ISSN 2285-1364, ISSN CD-ROM 2285-5521, ISSN ONLINE 2285-1372, ISSN-L 2285-1364
 

ASSESSMENT OF SOME NUTRIENTS IN BAKERY PRODUCTS

Published in Scientific Bulletin. Series F. Biotechnologies, Vol. XIX
Written by Evelina GHERGHINA, Florentina ISRAEL-ROMING, Daniela BALAN, Gabriela LUTA, Vasilica SIMION, Marta ZACHIA

Bakery products constitute an important part of the human diet, providing a high quantity of carbohydrates, but also proteins, dietary fibres, B group vitamins and minerals. Consumption of whole grain foods means high intake of dietary fibre and micronutrients, which has been associated with a reduced risk of coronary heart disease, diabetes, obesity and some forms of cancer. The aim of the present study was to appreciate the nutritive value of some bakery products by assessment of content in thiamine and α-tocopherol.

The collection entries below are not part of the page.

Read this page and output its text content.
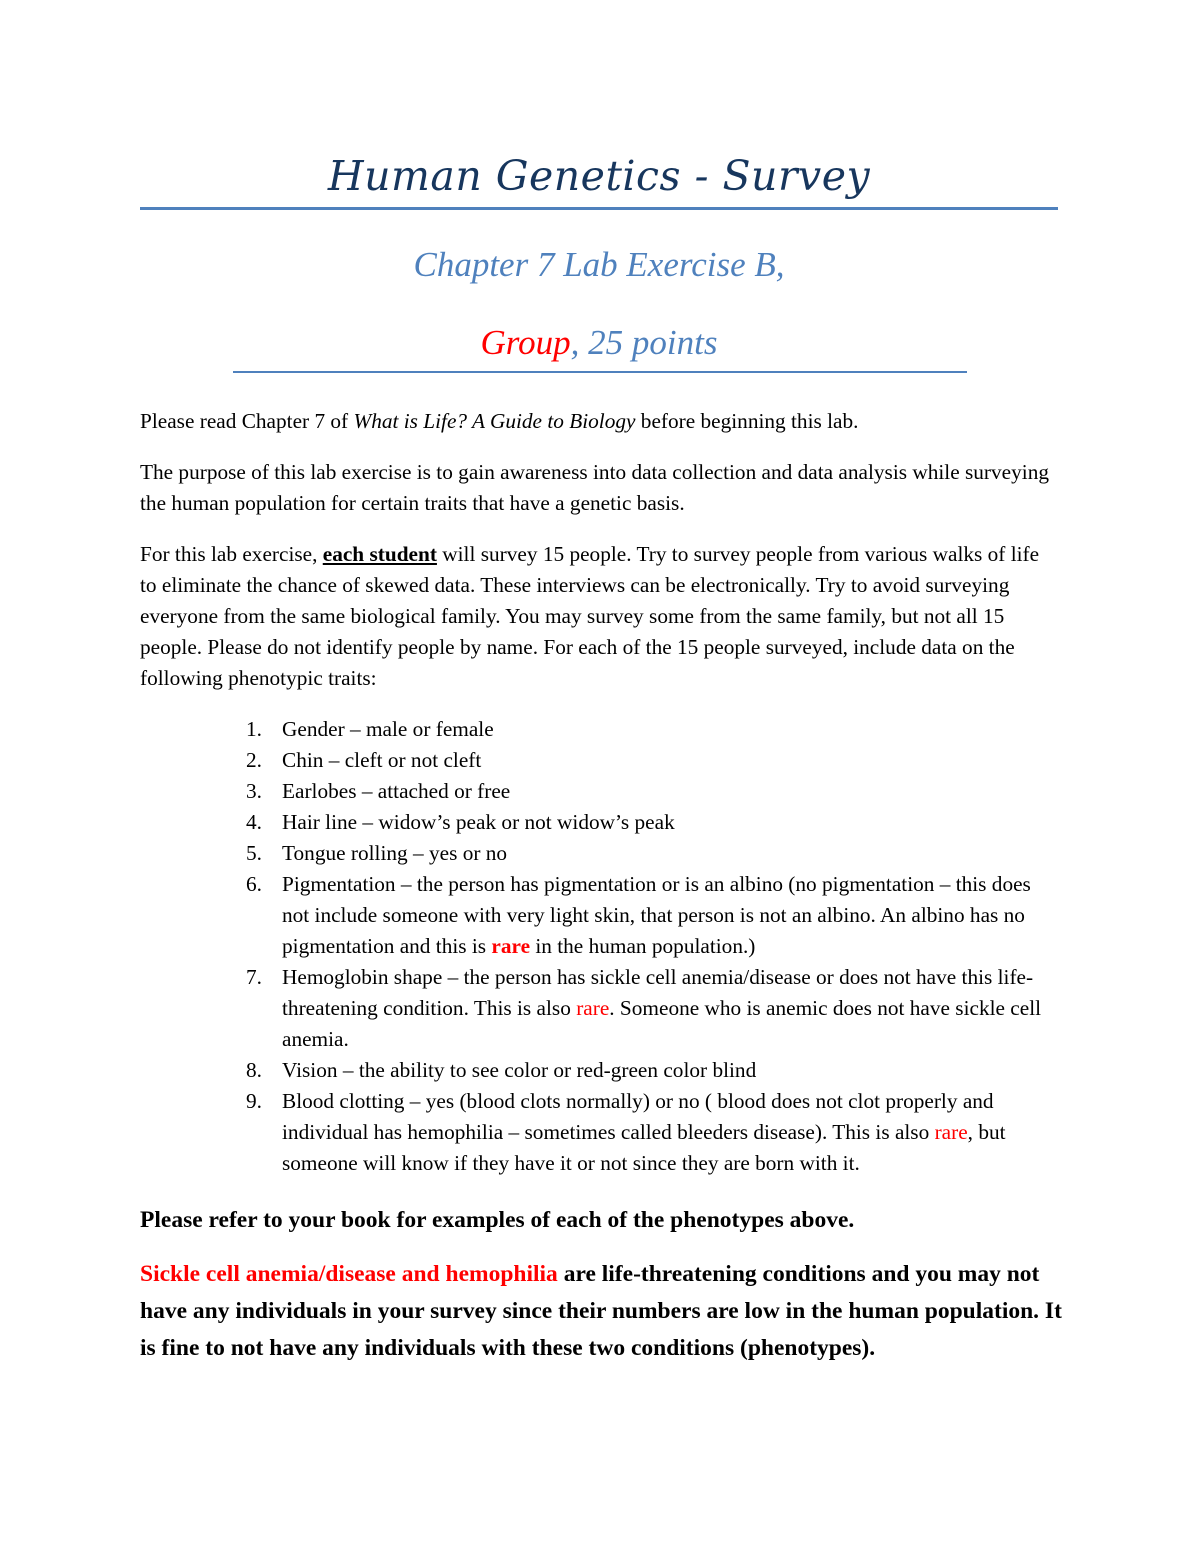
Human Genetics - Survey
Chapter 7 Lab Exercise B,
Group, 25 points
Please read Chapter 7 of What is Life? A Guide to Biology before beginning this lab.
The purpose of this lab exercise is to gain awareness into data collection and data analysis while surveying the human population for certain traits that have a genetic basis.
For this lab exercise, each student will survey 15 people. Try to survey people from various walks of life to eliminate the chance of skewed data. These interviews can be electronically. Try to avoid surveying everyone from the same biological family. You may survey some from the same family, but not all 15 people. Please do not identify people by name. For each of the 15 people surveyed, include data on the following phenotypic traits:
1. Gender – male or female
2. Chin – cleft or not cleft
3. Earlobes – attached or free
4. Hair line – widow’s peak or not widow’s peak
5. Tongue rolling – yes or no
6. Pigmentation – the person has pigmentation or is an albino (no pigmentation – this does not include someone with very light skin, that person is not an albino. An albino has no pigmentation and this is rare in the human population.)
7. Hemoglobin shape – the person has sickle cell anemia/disease or does not have this life-threatening condition. This is also rare. Someone who is anemic does not have sickle cell anemia.
8. Vision – the ability to see color or red-green color blind
9. Blood clotting – yes (blood clots normally) or no ( blood does not clot properly and individual has hemophilia – sometimes called bleeders disease). This is also rare, but someone will know if they have it or not since they are born with it.
Please refer to your book for examples of each of the phenotypes above.
Sickle cell anemia/disease and hemophilia are life-threatening conditions and you may not have any individuals in your survey since their numbers are low in the human population. It is fine to not have any individuals with these two conditions (phenotypes).
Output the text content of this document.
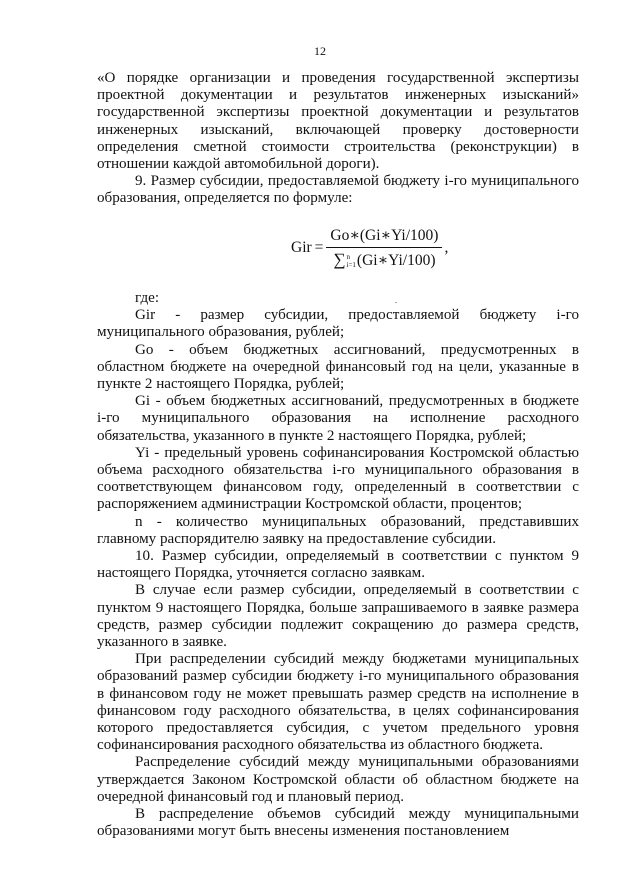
12

«О порядке организации и проведения государственной экспертизы проектной документации и результатов инженерных изысканий» государственной экспертизы проектной документации и результатов инженерных изысканий, включающей проверку достоверности определения сметной стоимости строительства (реконструкции) в отношении каждой автомобильной дороги).

9. Размер субсидии, предоставляемой бюджету i-го муниципального образования, определяется по формуле:

Gir = Go∗(Gi∗Yi/100)
∑ n
i=1 (Gi∗Yi/100) ,
.

где:

Gir - размер субсидии, предоставляемой бюджету i-го муниципального образования, рублей;

Go - объем бюджетных ассигнований, предусмотренных в областном бюджете на очередной финансовый год на цели, указанные в пункте 2 настоящего Порядка, рублей;

Gi - объем бюджетных ассигнований, предусмотренных в бюджете i-го муниципального образования на исполнение расходного обязательства, указанного в пункте 2 настоящего Порядка, рублей;

Yi - предельный уровень софинансирования Костромской областью объема расходного обязательства i-го муниципального образования в соответствующем финансовом году, определенный в соответствии с распоряжением администрации Костромской области, процентов;

n - количество муниципальных образований, представивших главному распорядителю заявку на предоставление субсидии.

10. Размер субсидии, определяемый в соответствии с пунктом 9 настоящего Порядка, уточняется согласно заявкам.

В случае если размер субсидии, определяемый в соответствии с пунктом 9 настоящего Порядка, больше запрашиваемого в заявке размера средств, размер субсидии подлежит сокращению до размера средств, указанного в заявке.

При распределении субсидий между бюджетами муниципальных образований размер субсидии бюджету i-го муниципального образования в финансовом году не может превышать размер средств на исполнение в финансовом году расходного обязательства, в целях софинансирования которого предоставляется субсидия, с учетом предельного уровня софинансирования расходного обязательства из областного бюджета.

Распределение субсидий между муниципальными образованиями утверждается Законом Костромской области об областном бюджете на очередной финансовый год и плановый период.

В распределение объемов субсидий между муниципальными образованиями могут быть внесены изменения постановлением
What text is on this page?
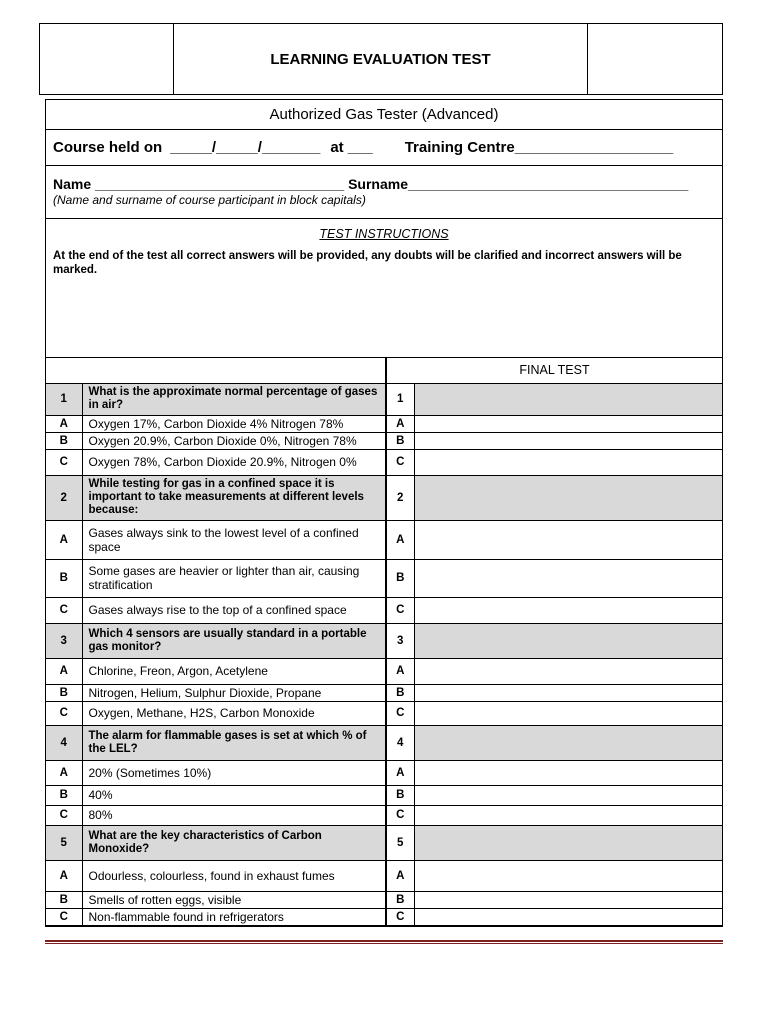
LEARNING EVALUATION TEST
Authorized Gas Tester (Advanced)
Course held on _____/_____/_______ at ___ Training Centre ___________________
Name ________________________________ Surname____________________________________
(Name and surname of course participant in block capitals)
TEST INSTRUCTIONS
At the end of the test all correct answers will be provided, any doubts will be clarified and incorrect answers will be marked.
		FINAL TEST	
1	What is the approximate normal percentage of gases in air?	1	
A	Oxygen 17%, Carbon Dioxide 4% Nitrogen 78%	A	
B	Oxygen 20.9%, Carbon Dioxide 0%, Nitrogen 78%	B	
C	Oxygen 78%, Carbon Dioxide 20.9%, Nitrogen 0%	C	
2	While testing for gas in a confined space it is important to take measurements at different levels because:	2	
A	Gases always sink to the lowest level of a confined space	A	
B	Some gases are heavier or lighter than air, causing stratification	B	
C	Gases always rise to the top of a confined space	C	
3	Which 4 sensors are usually standard in a portable gas monitor?	3	
A	Chlorine, Freon, Argon, Acetylene	A	
B	Nitrogen, Helium, Sulphur Dioxide, Propane	B	
C	Oxygen, Methane, H2S, Carbon Monoxide	C	
4	The alarm for flammable gases is set at which % of the LEL?	4	
A	20% (Sometimes 10%)	A	
B	40%	B	
C	80%	C	
5	What are the key characteristics of Carbon Monoxide?	5	
A	Odourless, colourless, found in exhaust fumes	A	
B	Smells of rotten eggs, visible	B	
C	Non-flammable found in refrigerators	C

The researches were performed on common products made with wheat or rye flour and on some enriched products obtained by adding different ingredients of vegetal origin, such as olives, onion, garlic or seeds. These supplementary ingredients were used to improve the taste and to diversify the range of bakery products. In the same time, their addition results in obtaining healthier food. α-Tocopherol content was analysed by HPLC method and thiamine content was determined by spectrofluorometric method. The obtained results showed a higher content of thiamine in the enriched products comparing to the traditional ones. Moreover, the analysis indicated an improvement of α-tocopherol content, although the bakery products usually contain low amounts of this vitamin.